Dedication

This blog is dedicated to the amazing staff at the New Canaan Public Library in New Canaan, Connecticut.

Sunday, January 31, 2010

The Help by Kathryn Stockett, 2009, * * * *

In her tale of an aspiring white writer in 1960s Mississippi who decides to secretly compile the untold stories of black domestic workers, Kathryn Stockett attempts to work out her own complicated feelings about race relations in her native South. She throws herself into the attempt with gusto and gravitas, a risk that pays off to a point. Skeeter Phelan is a misfit, a 24-year-old college grad growing uneasy with the social hierarchies of home; the two black women who risk their lives and livelihoods to help collect the interviews she seeks, Aibileen and Minny, two black maids, are sympathetically if somewhat predictably, drawn while the the white characters have the least dimension. Other characters feel stock and could have used more dimension. There is also the matter of a white author writing in “black” voices. It is easy to understand black idioms as an aesthetic choice but the white characters appear free of the linguistic quirks that white Southerners have.
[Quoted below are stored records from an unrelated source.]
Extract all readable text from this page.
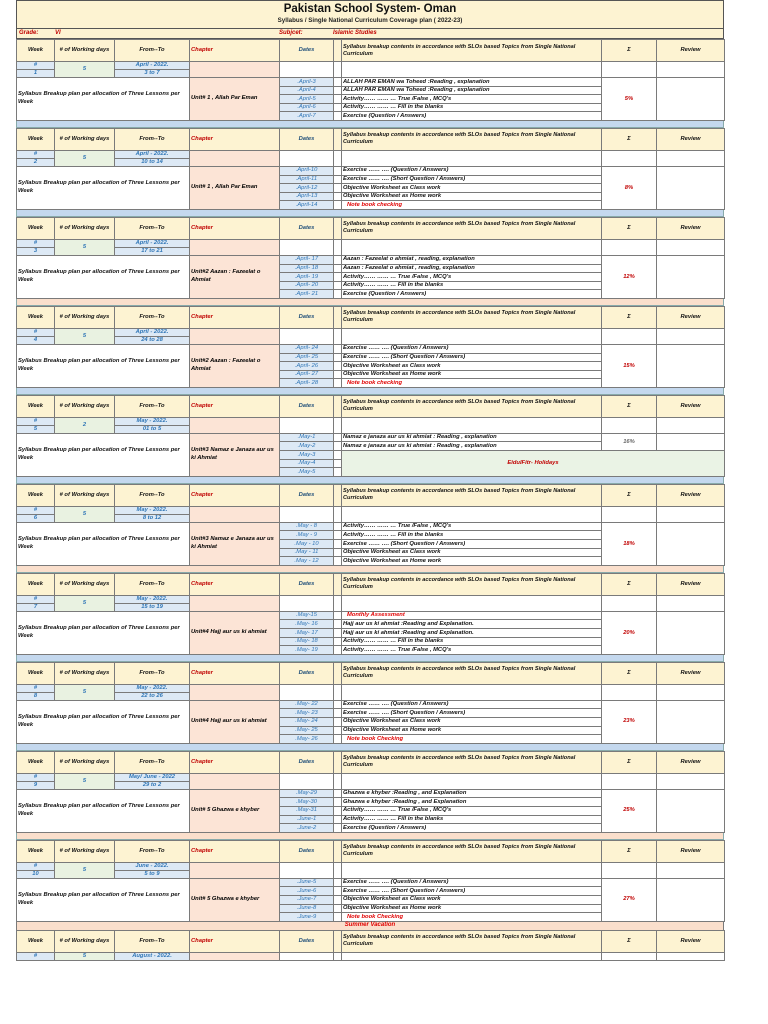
Pakistan School System- Oman
Syllabus / Single National Curriculum Coverage plan ( 2022-23)
Grade:	VI	Subjcet:	Islamic Studies
Week	# of Working days	From--To	Chapter	Dates		Syllabus breakup contents in accordance with SLOs based Topics from Single National Curriculum	Σ	Review
#	5	April - 2022.						
1		3 to 7						
Syllabus Breakup plan per allocation of Three Lessons per Week			Unit# 1 , Allah Par Eman	.April-3		ALLAH PAR EMAN wa Toheed :Reading , explanation	5%	
				.April-4		ALLAH PAR EMAN wa Toheed :Reading , explanation		
				.April-5		Activity…… …… … True /False , MCQ's		
				.April-6		Activity…… …… … Fill in the blanks		
				.April-7		Exercise (Question / Answers)		
Week	# of Working days	From--To	Chapter	Dates		Syllabus breakup contents in accordance with SLOs based Topics from Single National Curriculum	Σ	Review
#	5	April - 2022.						
2		10 to 14						
Syllabus Breakup plan per allocation of Three Lessons per Week			Unit# 1 , Allah Par Eman	.April-10		Exercise …… …. (Question / Answers)	8%	
				.April-11		Exercise …… …. (Short Question / Answers)		
				.April-12		Objective Worksheet as Class work		
				.April-13		Objective Worksheet as Home work		
				.April-14		Note book checking		
Week	# of Working days	From--To	Chapter	Dates		Syllabus breakup contents in accordance with SLOs based Topics from Single National Curriculum	Σ	Review
#	5	April - 2022.						
3		17 to 21						
Syllabus Breakup plan per allocation of Three Lessons per Week			Unit#2 Aazan : Fazeelat o Ahmiat	.April- 17		Aazan : Fazeelat o ahmiat , reading, explanation	12%	
				.April- 18		Aazan : Fazeelat o ahmiat , reading, explanation		
				.April- 19		Activity…… …… … True /False , MCQ's		
				.April- 20		Activity…… …… … Fill in the blanks		
				.April- 21		Exercise (Question / Answers)		
Week	# of Working days	From--To	Chapter	Dates		Syllabus breakup contents in accordance with SLOs based Topics from Single National Curriculum	Σ	Review
#	5	April - 2022.						
4		24 to 28						
Syllabus Breakup plan per allocation of Three Lessons per Week			Unit#2 Aazan : Fazeelat o Ahmiat	.April- 24		Exercise …… …. (Question / Answers)	15%	
				.April- 25		Exercise …… …. (Short Question / Answers)		
				.April- 26		Objective Worksheet as Class work		
				.April- 27		Objective Worksheet as Home work		
				.April- 28		Note book checking		
Week	# of Working days	From--To	Chapter	Dates		Syllabus breakup contents in accordance with SLOs based Topics from Single National Curriculum	Σ	Review
#	2	May - 2022.						
5		01 to 5						
Syllabus Breakup plan per allocation of Three Lessons per Week			Unit#3 Namaz e Janaza aur us ki Ahmiat	.May-1		Namaz e janaza aur us ki ahmiat : Reading , explanation	16%	
				.May-2		Namaz e janaza aur us ki ahmiat : Reading , explanation		
				.May-3		EidulFitr- Holidays		
				.May-4				
				.May-5				
Week	# of Working days	From--To	Chapter	Dates		Syllabus breakup contents in accordance with SLOs based Topics from Single National Curriculum	Σ	Review
#	5	May - 2022.						
6		8 to 12						
Syllabus Breakup plan per allocation of Three Lessons per Week			Unit#3 Namaz e Janaza aur us ki Ahmiat	.May - 8		Activity…… …… … True /False , MCQ's	18%	
				.May - 9		Activity…… …… … Fill in the blanks		
				.May - 10		Exercise …… …. (Short Question / Answers)		
				.May - 11		Objective Worksheet as Class work		
				.May - 12		Objective Worksheet as Home work		
Week	# of Working days	From--To	Chapter	Dates		Syllabus breakup contents in accordance with SLOs based Topics from Single National Curriculum	Σ	Review
#	5	May - 2022.						
7		15 to 19						
Syllabus Breakup plan per allocation of Three Lessons per Week			Unit#4 Hajj aur us ki ahmiat	.May-15		Monthly Assessment	20%	
				.May- 16		Hajj aur us ki ahmiat :Reading and Explanation.		
				.May- 17		Hajj aur us ki ahmiat :Reading and Explanation.		
				.May- 18		Activity…… …… … Fill in the blanks		
				.May- 19		Activity…… …… … True /False , MCQ's		
Week	# of Working days	From--To	Chapter	Dates		Syllabus breakup contents in accordance with SLOs based Topics from Single National Curriculum	Σ	Review
#	5	May - 2022.						
8		22 to 26						
Syllabus Breakup plan per allocation of Three Lessons per Week			Unit#4 Hajj aur us ki ahmiat	.May- 22		Exercise …… …. (Question / Answers)	23%	
				.May- 23		Exercise …… …. (Short Question / Answers)		
				.May- 24		Objective Worksheet as Class work		
				.May- 25		Objective Worksheet as Home work		
				.May- 26		Note book Checking		
Week	# of Working days	From--To	Chapter	Dates		Syllabus breakup contents in accordance with SLOs based Topics from Single National Curriculum	Σ	Review
#	5	May/ June - 2022						
9		29 to 2						
Syllabus Breakup plan per allocation of Three Lessons per Week			Unit# 5 Ghazwa e khyber	.May-29		Ghazwa e khyber :Reading , and Explanation	25%	
				.May-30		Ghazwa e khyber :Reading , and Explanation		
				.May-31		Activity…… …… … True /False , MCQ's		
				.June-1		Activity…… …… … Fill in the blanks		
				.June-2		Exercise (Question / Answers)		
Week	# of Working days	From--To	Chapter	Dates		Syllabus breakup contents in accordance with SLOs based Topics from Single National Curriculum	Σ	Review
#	5	June - 2022.						
10		5 to 9						
Syllabus Breakup plan per allocation of Three Lessons per Week			Unit# 5 Ghazwa e khyber	.June-5		Exercise …… …. (Question / Answers)	27%	
				.June-6		Exercise …… …. (Short Question / Answers)		
				.June-7		Objective Worksheet as Class work		
				.June-8		Objective Worksheet as Home work		
				.June-9		Note book Checking		
Summer Vacation
Week	# of Working days	From--To	Chapter	Dates		Syllabus breakup contents in accordance with SLOs based Topics from Single National Curriculum	Σ	Review
#	5	August - 2022.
There's also the narrative rut of downtrodden but world-wise blacks showing white people their own souls, leading them out of a spiritual wilderness to their better selves. The Help has much more on its mind than that, but it doesn't always avoid going down a road too well traveled  Despite my comments, it was still one of the best reads I had last year, and I have no doubt that a great movie will be made from this story.